Landsverordening administratieve rechtspraak
Uitspraak : 1 februari 2016
Zaaknummer : Lar 156/2015
Uitspraaknr. :
GERECHT IN EERSTE AANLEG VAN SINT MAARTEN
BESLISSING
Op het verzoek tot schorsing en/of het treffen van een voorlopige voorziening van:
Een vreemdeling, zich thans noemende:
[verzoeker],
domicilie kiezende aan [adres] te Sint Maarten
verzoeker,
gemachtigden: mrs. S. Ibrahim en H.S. Kockx
in een geding tegen:
DE MINISTER VAN JUSTITIE VAN LAND SINT MAARTEN,
verweerder,
gemachtigde: mr. A.O. Muller

1.Aanduiding bestreden beschikking

De beschikking van verweerder van 16 december 2015 inhoudende een bevel tot verwijdering van verzoeker uit Sint Maarten.

2.Procesverloop

Namens verzoeker is op 21 december 2015 ter griffie van het Gerecht in eerste aanleg alhier een verzoekschrift (met producties) als bedoeld in artikel 85, eerste lid, van de Landsverordening administratieve rechtspraak (hierna: Lar) ingediend.
Mondelinge behandeling van het verzoek heeft plaatsgevonden ter zitting van 25 januari 2016. Verzoeker is in persoon verschenen bijgestaan door zijn gemachtigde voornoemd die op schrift gestelde pleitaantekeningen heeft voorgedragen en overgelegd.
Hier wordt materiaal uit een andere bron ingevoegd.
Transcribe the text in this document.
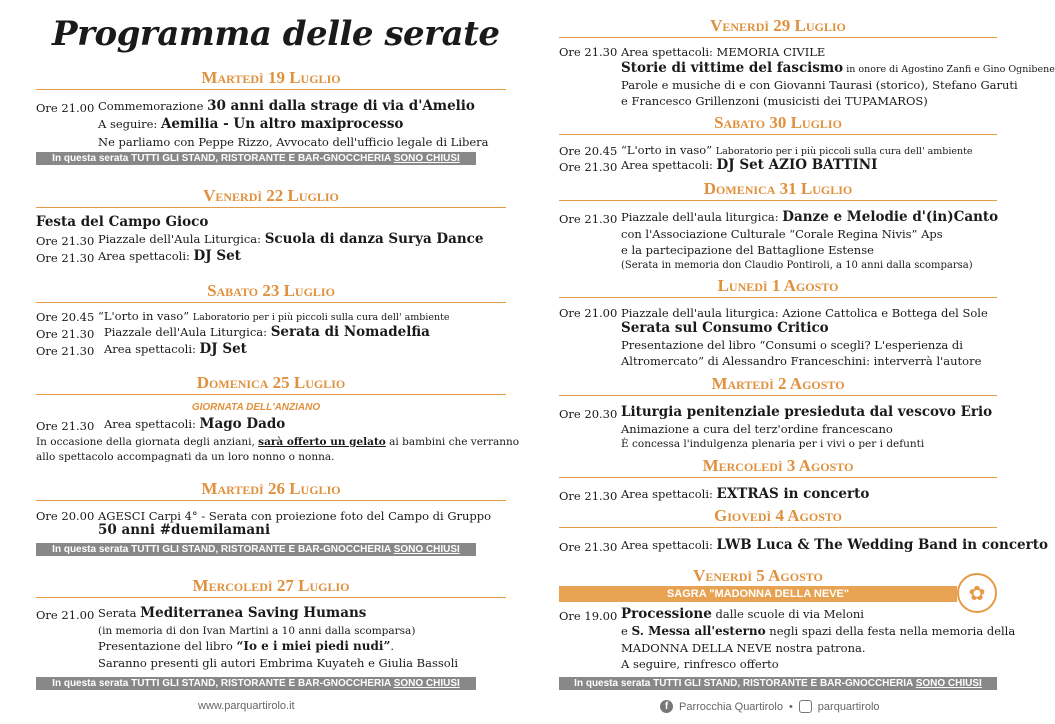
Programma delle serate
Martedì 19 Luglio
Ore 21.00 Commemorazione 30 anni dalla strage di via d'Amelio
A seguire: Aemilia - Un altro maxiprocesso
Ne parliamo con Peppe Rizzo, Avvocato dell'ufficio legale di Libera
In questa serata TUTTI GLI STAND, RISTORANTE E BAR-GNOCCHERIA SONO CHIUSI
Venerdì 22 Luglio
Festa del Campo Gioco
Ore 21.30 Piazzale dell'Aula Liturgica: Scuola di danza Surya Dance
Ore 21.30 Area spettacoli: DJ Set
Sabato 23 Luglio
Ore 20.45 “L'orto in vaso” Laboratorio per i più piccoli sulla cura dell' ambiente
Ore 21.30 Piazzale dell'Aula Liturgica: Serata di Nomadelfia
Ore 21.30 Area spettacoli: DJ Set
Domenica 25 Luglio
GIORNATA DELL'ANZIANO
Ore 21.30 Area spettacoli: Mago Dado
In occasione della giornata degli anziani, sarà offerto un gelato ai bambini che verranno
allo spettacolo accompagnati da un loro nonno o nonna.
Martedì 26 Luglio
Ore 20.00 AGESCI Carpi 4° - Serata con proiezione foto del Campo di Gruppo
50 anni #duemilamani
In questa serata TUTTI GLI STAND, RISTORANTE E BAR-GNOCCHERIA SONO CHIUSI
Mercoledì 27 Luglio
Ore 21.00 Serata Mediterranea Saving Humans
(in memoria di don Ivan Martini a 10 anni dalla scomparsa)
Presentazione del libro “Io e i miei piedi nudi”.
Saranno presenti gli autori Embrima Kuyateh e Giulia Bassoli
In questa serata TUTTI GLI STAND, RISTORANTE E BAR-GNOCCHERIA SONO CHIUSI
Venerdì 29 Luglio
Ore 21.30 Area spettacoli: MEMORIA CIVILE
Storie di vittime del fascismo in onore di Agostino Zanfi e Gino Ognibene
Parole e musiche di e con Giovanni Taurasi (storico), Stefano Garuti
e Francesco Grillenzoni (musicisti dei TUPAMAROS)
Sabato 30 Luglio
Ore 20.45 “L'orto in vaso” Laboratorio per i più piccoli sulla cura dell' ambiente
Ore 21.30 Area spettacoli: DJ Set AZIO BATTINI
Domenica 31 Luglio
Ore 21.30 Piazzale dell'aula liturgica: Danze e Melodie d'(in)Canto
con l'Associazione Culturale “Corale Regina Nivis” Aps
e la partecipazione del Battaglione Estense
(Serata in memoria don Claudio Pontiroli, a 10 anni dalla scomparsa)
Lunedì 1 Agosto
Ore 21.00 Piazzale dell'aula liturgica: Azione Cattolica e Bottega del Sole
Serata sul Consumo Critico
Presentazione del libro “Consumi o scegli? L'esperienza di
Altromercato” di Alessandro Franceschini: interverrà l'autore
Martedì 2 Agosto
Ore 20.30 Liturgia penitenziale presieduta dal vescovo Erio
Animazione a cura del terz'ordine francescano
È concessa l'indulgenza plenaria per i vivi o per i defunti
Mercoledì 3 Agosto
Ore 21.30 Area spettacoli: EXTRAS in concerto
Giovedì 4 Agosto
Ore 21.30 Area spettacoli: LWB Luca & The Wedding Band in concerto
Venerdì 5 Agosto
SAGRA "MADONNA DELLA NEVE"	✿
Ore 19.00 Processione dalle scuole di via Meloni
e S. Messa all'esterno negli spazi della festa nella memoria della
MADONNA DELLA NEVE nostra patrona.
A seguire, rinfresco offerto
In questa serata TUTTI GLI STAND, RISTORANTE E BAR-GNOCCHERIA SONO CHIUSI
www.parquartirolo.it	f Parrocchia Quartirolo • parquartirolo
Voorts was aanwezig mevrouw [kennis], die door verzoeker was meegebracht. Zij is geen getrainde of beëdigde tolk. Wel is [kennis], evenals verzoeker, de Arabische taal machtig en beheerst zij, anders dan verzoeker, voorts het Engels. Verweerder is bij gemachtigde voornoemd verschenen en heeft op schrift gestelde pleitaantekeningen voorgedragen en overgelegd. Tijdens de behandeling is een korte onderbreking ingelast om verzoeker in staat te stellen, met behulp van [kennis], om kennis te nemen van het standpunt van verweerder. [kennis] heeft voorts geassisteerd bij het overbrengen van de vragen van het Gerecht en de antwoorden van verzoeker.
De zaak is gelijktijdig behandeld met de verzoekschriften van twee andere vreemdelingen, zich (thans ) noemende [medeverzoeker 1] (Lar 157/15) en [medeverzoeker 2] (Lar 158/15).
Uitspraak is nader (bij vervroeging, met mededeling aan partijen) bepaald op heden.

3.Beoordeling

3.1
De volgende feiten staan vast.
- Verzoeker is een vreemdeling. Hij is volgens zijn eigen laatste opgave, geboren op [geboortedatum] 1982 te Syrië, en bezit de Syrische nationaliteit.
- Op 14 november 2015 is verzoeker is per vliegtuig vanuit Haïti ingereisd hier te lande onder de valse naam [alias] met een vervalst Griekse reisdocument op deze naam. . Verzoeker is op dezelfde dag aangehouden als verdachte in verband met dit vervalste reisdocument
- Op 16 december 2015 werd verzoeker bij vonnis van het Gerecht hiervoor veroordeeld tot drie maanden voorwaardelijk met aftrek van voorarrest en een proeftijd van drie jaar. Deze straf heeft verzoeker inmiddels uitgezeten, waarna hij is overgedragen aan de Immigratie- en Grensbewakingsdienst van verweerder (IGD).
- Bij beschikking van 16 december 2015 is verzoeker onder zijn aanvankelijk opgegeven valse Griekse naam als ongewenst vreemdeling aangemerkt en in vreemdelingenbewaring geplaatst ter fine van verwijdering.
- Op 18 december 2015 is middels een tolk aan verzoeker mondeling kenbaar gemaakt dat hij op 19 december 2015 zou worden uitgezet naar Haïti.
- Bij e-mail bericht van 18 december 2015 hebben de gemachtigden van verzoeker de directeur van Immigratiezaken aangeschreven met het verzoek om van de voorgenomen verwijdering naar Haïti af te zien.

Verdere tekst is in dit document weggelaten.